Classification and canonical form of the second order equations Derivation of selected equations of mathematical physics, formulation of initial and boundary value problems.
Classical methods: method of characteristics, Fourier series method, integral transform method, Green function method. Maximum principles.
Properties of the solutions to elliptic, parabolic and hyperbolic equations.

Language of instruction

Czech

Mode of study

Not applicable.

Guarantor

prof. RNDr. Jan Franců, CSc.

Department

Institute of Mathematics (ÚM)

Learning outcomes of the course unit

Elements of the theory of P.D.E. and survey of their application in mathematical modelling. Ability to formulate mathematical model of the selected problems of mathematical physics and to compute the solution in some simple cases.

Prerequisites

Solution of algebraic equations and system of linear equations, differential and integral calculus of functions of one and more variables, ordinary differential equations.

Co-requisites

Not applicable.

Planned learning activities and teaching methods

The course is taught through lectures explaining the basic principles and theory of the discipline.
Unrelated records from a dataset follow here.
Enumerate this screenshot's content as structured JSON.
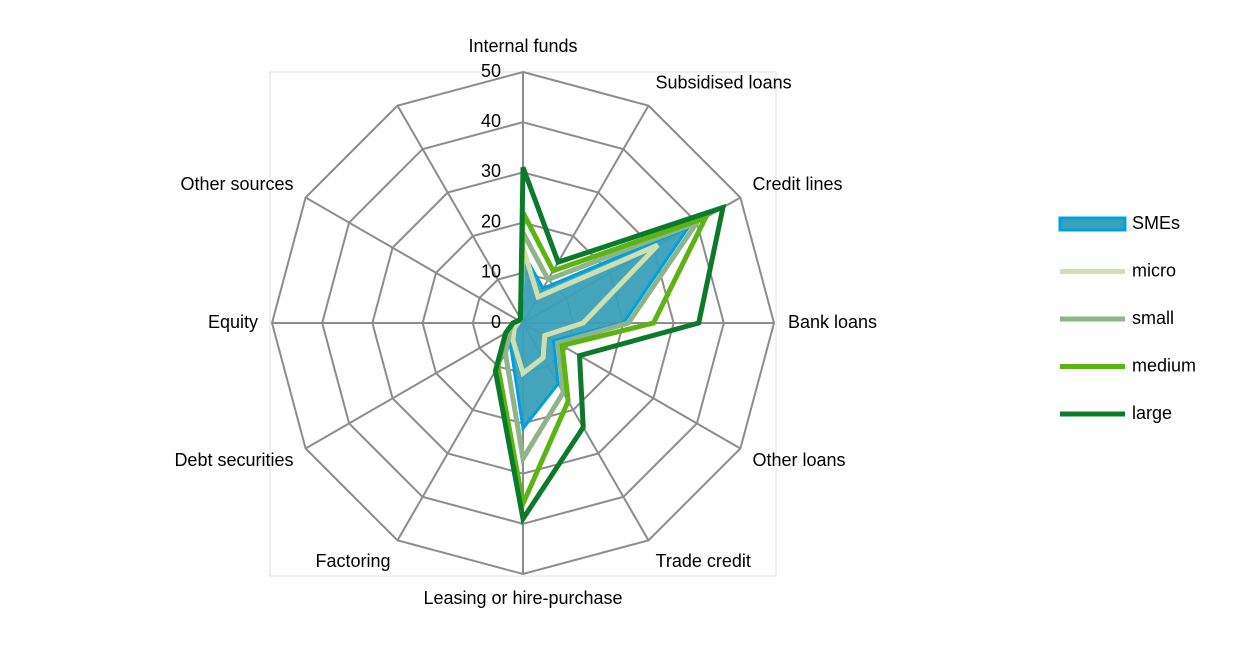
{
  "chart_data": {
    "type": "radar",
    "categories": [
      "Internal funds",
      "Subsidised loans",
      "Credit lines",
      "Bank loans",
      "Other loans",
      "Trade credit",
      "Leasing or hire-purchase",
      "Factoring",
      "Debt securities",
      "Equity",
      "Other sources",
      null
    ],
    "rlim": [
      0,
      50
    ],
    "rticks": [
      0,
      10,
      20,
      30,
      40,
      50
    ],
    "grid": true,
    "legend": "right",
    "series": [
      {
        "name": "SMEs",
        "color": "#00a0e0",
        "fill": "#3a9fb8",
        "values": [
          14,
          8,
          38,
          20,
          7,
          14,
          21,
          5,
          3,
          2,
          1,
          1
        ]
      },
      {
        "name": "micro",
        "color": "#cfe0b0",
        "values": [
          15,
          6,
          31,
          12,
          5,
          8,
          10,
          4,
          2,
          1,
          1,
          1
        ]
      },
      {
        "name": "small",
        "color": "#8fb48a",
        "values": [
          18,
          10,
          40,
          21,
          8,
          16,
          27,
          7,
          3,
          2,
          1,
          1
        ]
      },
      {
        "name": "medium",
        "color": "#5cb314",
        "values": [
          22,
          12,
          42,
          26,
          9,
          18,
          36,
          10,
          4,
          2,
          1,
          1
        ]
      },
      {
        "name": "large",
        "color": "#0b7a2a",
        "values": [
          31,
          14,
          46,
          35,
          13,
          24,
          39,
          11,
          4,
          2,
          1,
          1
        ]
      }
    ]
  }
}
Assesment methods and criteria linked to learning outcomes

The examination consists of a practical and a theoretical part.
Practical part: solving examples of P.D.E.:
1) solution of the 1st order equation,
2) classification and transformation of the 2nd order equation to its canonical form,
3) formulation of an initial boundary value problem related to the physical setting
and finding its solution by means of the Fourier series method.
Theoretical part: 3 questions from the theory of P.D.E.

Course curriculum

Not applicable.

Work placements

Not applicable.

Aims

The aim of the subject is to provide students with the basic knowledge
of the partial differential equations, particularly equations of
mathematical physics, their basic properties, methods of solving them
and their application in mathematical modelling. Another goal is to teach
the students to formulate and solve the basic problems of mathematical physics.
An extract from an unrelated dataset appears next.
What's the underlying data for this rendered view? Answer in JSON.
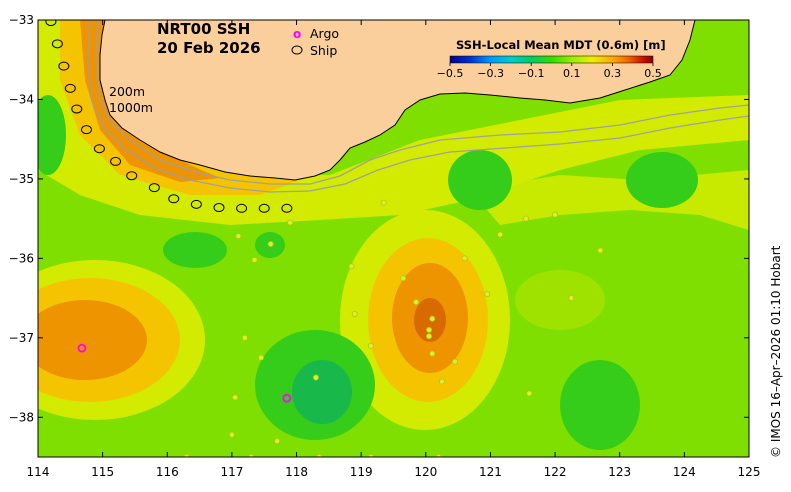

Specification of controlled education, way of implementation and compensation for absences

Absence has to be made up by self-study using lecture notes.
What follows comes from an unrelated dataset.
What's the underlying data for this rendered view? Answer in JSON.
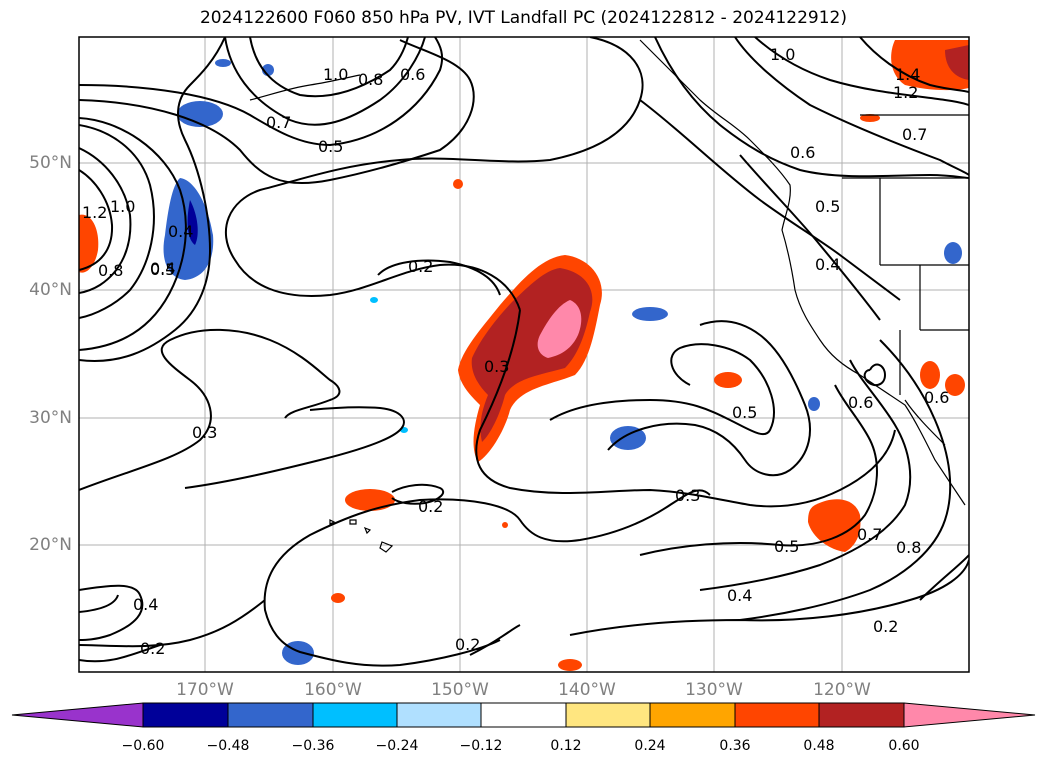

Recommended optional programme components

Not applicable.

Prerequisites and corequisites

Not applicable.

Basic literature

Arsenin, V. J.: Metody matematičeskoj fyziky i specialnyje funkcii, Nauka, Moskva 1974, překlad do slovenštiny: Matematická fyzika. Základné rovnice a špeciálne funkcie. Alfa, Bratislava, 1977. (RU)
Evans, L. C.: Partial differential equations, American Math. Society Providence 1998. (EN)
Sobolev, S. L.: Partial differential equations of mathematical physics Pergamon Press, Oxford 1964 (EN)
T. A. Bick: Elementary boundary value problems. Marcel Dekker, New York 1993 (EN)
Williams, W. E.: Partial Differential Equations, Clarendon Press, Oxford 1980. (EN)

Recommended reading

Drábek, P., Holubová, G.: Elements of Partial Differential Equations, De Gruyter, Berlin, 2014 (EN)
J. Franců: Parciální diferenciální rovnice. Akad. nakl. CERM, Brno 2011 (CS)
Renardy, M., Rogers, R., C.: An introduction to partial differential equations, Springer, New York 2004. (EN)
V. J. Arsenin: Matematická fyzika, Alfa, Bratislava 1977 (SK)

Classification of course in study plans

  • Programme D-FIN-K Doctoral 1 year of study, summer semester, recommended course
  • Programme D-FIN-P Doctoral 1 year of study, summer semester, recommended course

Type of course unit

 

Lecture

20 hod., optionally

Teacher / Lecturer

prof. RNDr. Jan Franců, CSc.

Syllabus

1 Introduction, 1st order equations.
2 Classification of 2nd order equations.
3-4 Derivation of selected equations of mathematical physics and formulation of initial and boundary value problems.
5 Method of characteristics.
6 Fourier series method.
7 Integral transform method.
8 Green function method.
9 Maximum principles and harmonic functions.
10 Survey of properties of the solutions to hyperbolic, parabolic and elliptic equations.